Votre bonnet à rubans bleus ;
C’est le rose que je préfère,
C’est celui qui vous sied le mieux.
Elle sort à droite.
Scène VIII
TACAREL, puis ARSÈNE et MADAME CHAMPBAUDET
TACAREL, seul.
Ma sortie du bonnet commence à s’user... Demain, il faudra que je trouve autre chose.
Tirant sa petite trompette.
Tâchons de savoir définitivement ce qui se passe là-haut.
Il sonne de la trompette.
ARSÈNE, entrant vivement et se précipitant à la fenêtre.
C’est lui... c’est lui ! Marchand de robinets ! marchand de robinets !
MADAME CHAMPBAUDET, accourant en bonnet rose.
Encore ! c’est trop fort !
TACAREL, qui a caché sa trompette et feignant l’étonnement.
Avez-vous entendu ?
ARSÈNE, se retirant de la fenêtre.
Pas un chat dans la rue !
TACAREL.
Il y a peut-être un fontainier... en chambre... dans la maison !
MADAME CHAMPBAUDET.
C’est possible.
À Arsène.
Il faut s’informer... Arsène, courez chez le portier.
ARSÈNE.
Oui, madame... Ah ! à propos !... voilà ce que votre coiffeur vient d’apporter pour vous.
Il tire d’un papier une longue fausse natte.
MADAME CHAMPBAUDET, s’en saisissant vivement, à part.
Hein ? Maladroit !... devant lui !
Elle la fourre dans sa poche.
TACAREL, à part.
Une rallonge !
ARSÈNE, soulevant un bout de la natte qui sort de la poche.
Madame... il en passe.
MADAME CHAMPBAUDET, cachant la natte et furieuse.
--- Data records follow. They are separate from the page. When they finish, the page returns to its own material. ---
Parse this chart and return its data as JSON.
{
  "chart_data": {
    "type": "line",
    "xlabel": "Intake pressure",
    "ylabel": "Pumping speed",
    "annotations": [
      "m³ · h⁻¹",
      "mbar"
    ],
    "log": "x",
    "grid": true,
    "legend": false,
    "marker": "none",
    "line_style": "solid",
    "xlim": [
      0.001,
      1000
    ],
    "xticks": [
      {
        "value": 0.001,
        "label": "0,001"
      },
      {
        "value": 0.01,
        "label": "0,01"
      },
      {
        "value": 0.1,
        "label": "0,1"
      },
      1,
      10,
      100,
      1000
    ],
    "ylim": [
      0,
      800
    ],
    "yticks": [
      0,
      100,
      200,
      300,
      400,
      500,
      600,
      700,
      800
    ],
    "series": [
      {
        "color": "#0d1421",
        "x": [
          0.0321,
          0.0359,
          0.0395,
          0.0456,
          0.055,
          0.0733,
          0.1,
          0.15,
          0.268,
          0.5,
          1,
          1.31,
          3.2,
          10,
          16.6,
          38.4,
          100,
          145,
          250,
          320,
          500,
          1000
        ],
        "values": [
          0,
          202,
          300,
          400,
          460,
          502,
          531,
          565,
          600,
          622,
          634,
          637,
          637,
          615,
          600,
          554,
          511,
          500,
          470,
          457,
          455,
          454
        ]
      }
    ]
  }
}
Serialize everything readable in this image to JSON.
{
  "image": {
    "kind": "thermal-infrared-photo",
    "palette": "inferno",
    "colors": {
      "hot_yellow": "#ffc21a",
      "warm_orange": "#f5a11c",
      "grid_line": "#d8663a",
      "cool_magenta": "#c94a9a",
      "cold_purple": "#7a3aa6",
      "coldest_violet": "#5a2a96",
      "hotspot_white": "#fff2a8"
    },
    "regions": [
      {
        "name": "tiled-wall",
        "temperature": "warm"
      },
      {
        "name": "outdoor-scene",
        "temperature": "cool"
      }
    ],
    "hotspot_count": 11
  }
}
Mais taisez-vous donc ! imbécile ! bête ! butor !
ARSÈNE.
Quoi qu’y a ?
TACAREL, à part.
Ne touchez pas à la mèche.
MADAME CHAMPBAUDET.
Sortez de chez moi !... allez-vous-en !... je vous chasse.
ARSÈNE.
Ah ! bon ? ça m’est égal !
À part.
J’ai une place en réserve.
MADAME CHAMPBAUDET.
Excusez-moi, monsieur Tacarel...
ARSÈNE, qui remontait, redescendant.
Ah ! monsieur Tacarel, quoique chassé, je veux bien vous dire que j’ai fait entrer dans la cuisine un clerc de notaire qui demande à vous parler.
TACAREL.
Un clerc de notaire ?
MADAME CHAMPBAUDET.
Dans la cuisine ?... Faites entrer !
TACAREL, à part.
Oh ! c’est pour mon mariage...
Haut.
Non, non... J’y cours... Vous permettez, madame ?
MADAME CHAMPBAUDET.
Comment donc !
TACAREL, en sortant.
Dans la cuisine !... A-t-on jamais vu !...
Tacarel et Arsène sortent par le pan coupé.
Scène IX
MADAME CHAMPBAUDET, puis GARAMBOIS
MADAME CHAMPBAUDET, seule.
L’animal, me remettre devant ce jeune homme... L’a-t-il vu ? Mon Dieu ! l’a-t-il vu ?
GARAMBOIS, entrant brusquement.
Votre serviteur, madame !
MADAME CHAMPBAUDET, sursautant.
Ah ! mon Dieu !... monsieur !... vous me faites des frayeurs !...
GARAMBOIS, très animé pendant toute la scène.
Madame, je viens encore d’entendre la trompette.
MADAME CHAMPBAUDET.
Moi aussi... Après ?
GARAMBOIS.
Et je veux savoir si, cette fois, le piano répondra.
Il se campe sur une chaise près de la table.
Vous permettez ?
MADAME CHAMPBAUDET.
Que faites-vous ?...
GARAMBOIS.
Je serai très bien ici pour entendre !
MADAME CHAMPBAUDET.
Par exemple ! prendre mon appartement pour observatoire !
GARAMBOIS, se levant.
Elles sont dures, vos chaises !... Madame, ma position est affreuse...
MADAME CHAMPBAUDET.
Mais, monsieur...
GARAMBOIS, montrant un porte-cigares, avec rage.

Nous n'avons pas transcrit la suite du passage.